一种大数据量预测的三层联合动态选择最优模型方法,包括预测模型算法库、权重算法库、最优权重算法甄选算法三层,预测模型算法库放置在最底层,在预测算法模型库之上是权重算法库,在权重算法库之上是最优权重算法甄选算法;该种大数据量预测的三层联合动态选择最优模型方法,三层结构具有高扩展性、预测稳定性、模型的动态调整特性、预测数据对模型的无差异性这四种特性。本方法运用了联合算法,该算法规避了常用算法的一些缺点,利用赋予多种模型权重的方法,将多种算法有机地组合在一起,将最适应的算法赋予高权重,而将相对不好的算法赋予低的权重,这样既保证了数据预测的准确性,也保证了数据长度增加后,预测的稳定性。

Description

大数据量预测的三层联合动态选择最优模型方法 技术领域
本发明涉及一种大数据量预测的三层联合动态选择最优模型方法。
背景技术
现在每天生成的数据高达250兆亿个字节,超过过去两年里生成的数据总量的90%。大量的数据,以结构化的形式存储于计算机。这些数据被结构化后,在方便储存的同时,也失去了逻辑上的关联,比如,通讯上相邻的两个小区之间,彼此影响,相互因果,并以某种模式延续到未来,而存储在计算机里的,只是两列数据,并无关联和模式,实际情况下,可能是无数列这样的数据,这让关联和模式隐藏的更深,形式更复杂。在如此大量而复杂的数据中,要发现关联、捕捉模式,以预测未来,需要一个稳定而准确的模型,这对现有算法提出了更高的要求。

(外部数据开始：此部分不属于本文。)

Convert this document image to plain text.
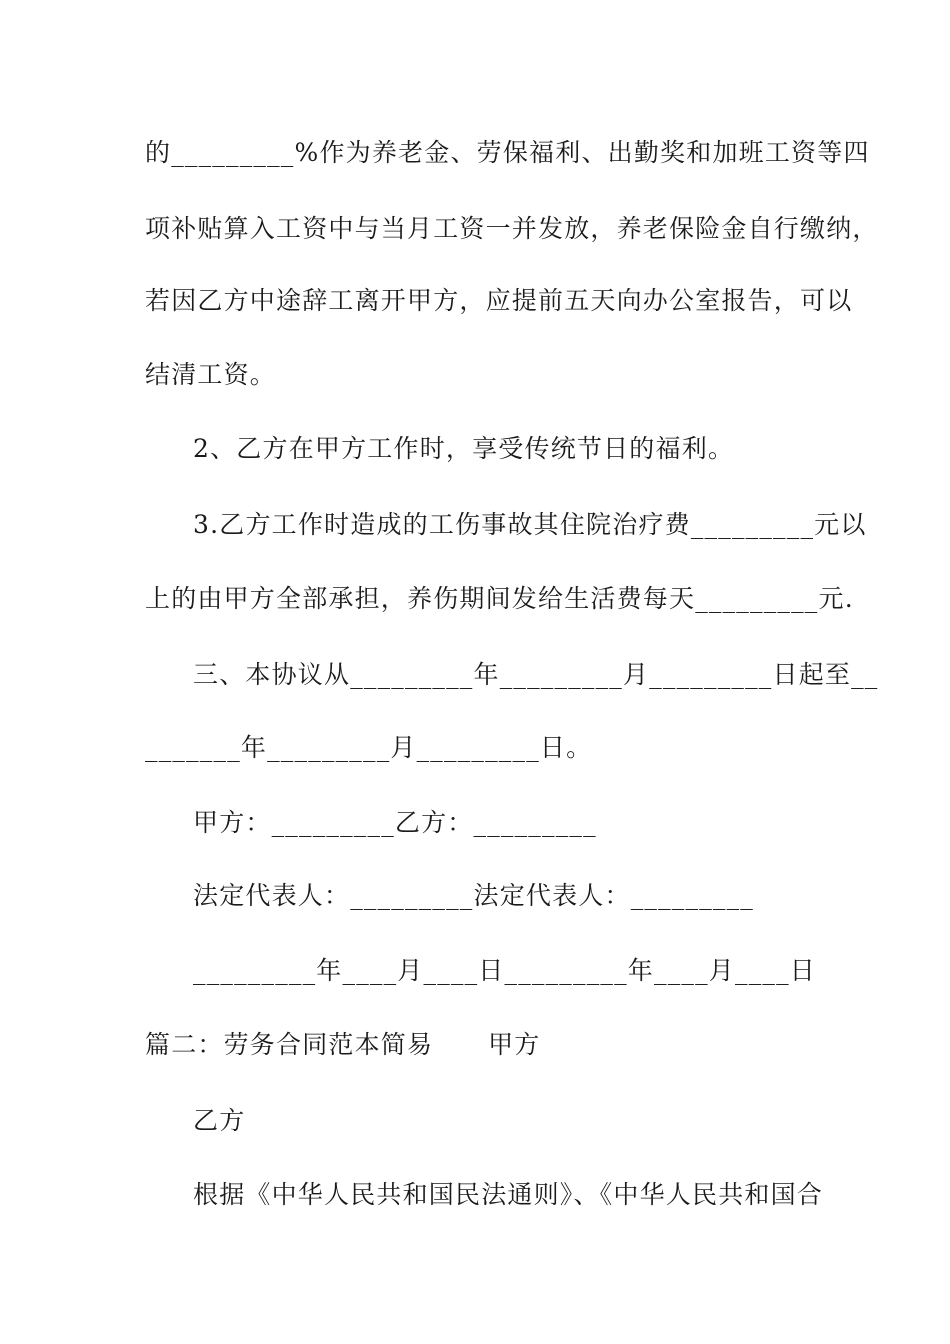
的_________%作为养老金、劳保福利、出勤奖和加班工资等四
项补贴算入工资中与当月工资一并发放，养老保险金自行缴纳，
若因乙方中途辞工离开甲方，应提前五天向办公室报告，可以
结清工资。
2、乙方在甲方工作时，享受传统节日的福利。
3.乙方工作时造成的工伤事故其住院治疗费_________元以
上的由甲方全部承担，养伤期间发给生活费每天_________元.
三、本协议从_________年_________月_________日起至__
_______年_________月_________日。
甲方：_________乙方：_________
法定代表人：_________法定代表人：_________
_________年____月____日_________年____月____日
篇二：劳务合同范本简易      甲方
乙方
根据《中华人民共和国民法通则》、《中华人民共和国合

为了获得这样一个理想模型,分析常规建模过程是有必要的。基于大量数据预测时,首先是借助统计和可视化的方法,分析数据的特征,比如,是线性的还是非线性的,周期多少,滞后期多少,呈何种分布等等,如果到这步还没有清晰的特征,就需要对数据进行数学转换,转换后的数据继续上述步骤,直到得到清晰的数学特征,然后是基于数学特征建模。这种建模流程固然很好,且绝大多数情况下能很好的实现目标。然而,有时候这么做会有问题。

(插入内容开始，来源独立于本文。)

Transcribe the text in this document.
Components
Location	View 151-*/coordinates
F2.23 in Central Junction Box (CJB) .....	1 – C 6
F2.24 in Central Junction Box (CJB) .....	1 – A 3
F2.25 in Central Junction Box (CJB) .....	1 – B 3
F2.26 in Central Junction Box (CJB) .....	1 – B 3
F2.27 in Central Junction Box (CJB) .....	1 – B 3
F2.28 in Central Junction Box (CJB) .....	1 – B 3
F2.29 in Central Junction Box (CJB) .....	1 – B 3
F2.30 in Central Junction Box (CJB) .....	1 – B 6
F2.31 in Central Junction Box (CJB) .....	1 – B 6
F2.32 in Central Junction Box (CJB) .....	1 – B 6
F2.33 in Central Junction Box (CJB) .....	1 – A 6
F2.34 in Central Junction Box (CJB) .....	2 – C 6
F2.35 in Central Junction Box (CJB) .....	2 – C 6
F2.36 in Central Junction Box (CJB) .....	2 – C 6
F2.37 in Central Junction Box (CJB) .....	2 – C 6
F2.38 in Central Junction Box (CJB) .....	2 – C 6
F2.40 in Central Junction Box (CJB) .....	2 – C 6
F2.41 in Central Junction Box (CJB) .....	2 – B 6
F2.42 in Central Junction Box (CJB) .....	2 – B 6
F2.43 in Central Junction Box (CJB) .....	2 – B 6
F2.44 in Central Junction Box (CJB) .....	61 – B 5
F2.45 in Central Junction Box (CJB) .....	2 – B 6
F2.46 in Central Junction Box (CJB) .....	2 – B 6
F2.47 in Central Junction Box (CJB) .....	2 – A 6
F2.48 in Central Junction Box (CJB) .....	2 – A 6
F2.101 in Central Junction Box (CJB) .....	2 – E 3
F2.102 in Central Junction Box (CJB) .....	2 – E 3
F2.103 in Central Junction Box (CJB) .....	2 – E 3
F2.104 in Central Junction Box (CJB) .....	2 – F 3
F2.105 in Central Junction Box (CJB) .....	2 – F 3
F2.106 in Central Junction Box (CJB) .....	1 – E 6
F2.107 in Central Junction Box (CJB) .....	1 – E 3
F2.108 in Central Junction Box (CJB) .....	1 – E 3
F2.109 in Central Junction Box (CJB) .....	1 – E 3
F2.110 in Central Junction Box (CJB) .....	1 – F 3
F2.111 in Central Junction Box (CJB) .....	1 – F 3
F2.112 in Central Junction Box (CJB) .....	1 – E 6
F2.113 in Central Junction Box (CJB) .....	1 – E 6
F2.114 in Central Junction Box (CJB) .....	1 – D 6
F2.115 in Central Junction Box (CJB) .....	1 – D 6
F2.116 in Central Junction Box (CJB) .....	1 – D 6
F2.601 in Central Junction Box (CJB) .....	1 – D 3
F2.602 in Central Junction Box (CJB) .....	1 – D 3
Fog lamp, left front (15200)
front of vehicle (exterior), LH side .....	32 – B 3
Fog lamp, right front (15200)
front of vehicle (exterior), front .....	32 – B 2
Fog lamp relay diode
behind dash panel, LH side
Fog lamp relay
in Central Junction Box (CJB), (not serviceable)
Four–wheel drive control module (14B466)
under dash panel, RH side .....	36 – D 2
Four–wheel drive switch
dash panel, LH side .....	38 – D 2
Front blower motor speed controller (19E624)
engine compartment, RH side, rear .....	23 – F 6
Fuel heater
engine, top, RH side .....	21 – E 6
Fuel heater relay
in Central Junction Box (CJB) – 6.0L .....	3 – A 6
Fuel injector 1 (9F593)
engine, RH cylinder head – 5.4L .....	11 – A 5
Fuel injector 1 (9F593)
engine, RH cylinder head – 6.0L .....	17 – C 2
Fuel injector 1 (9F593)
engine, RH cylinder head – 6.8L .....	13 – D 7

第一个问题是,模型可能会选择错误,假设模拟产生某列数据,符合周期逐渐变小的震荡的数学特性(假定是周期渐小的正弦),并且让它的周期特别大,大到在一定范围内看,局部分布是呈线性的,但从足够的远期看,才能看到它的庐山真面目。在一段时间内,它的模式很可能被错误捕捉,实际运用中,如果数据不够多,或者数据没有累计到一定程度,那么,在选用模型时,很可能会有问题。而且,一旦选用了某个模型,很可能没有机会再去选用别的,甚至也不能修正模型本身,因为在一开始模型就被评估的很好,然后就进入正式开发,放入工程中,当数据增加或情况改变时,也不会再考虑重新选择模型。随着数据的积累或者在预测长期的数据时,问题就会凸现,预测效果会变得很差。
第二个问题是,当要预测大量不同数据时,需要针对每列数据选择一个模型,这样,需要花大量时间在模型甄选上,即使这样做了,仍然不能避免上述的问题 --模型选择错误,而希望每个模型的选择流程都简单而科学,模型预测结果稳定而相对准确。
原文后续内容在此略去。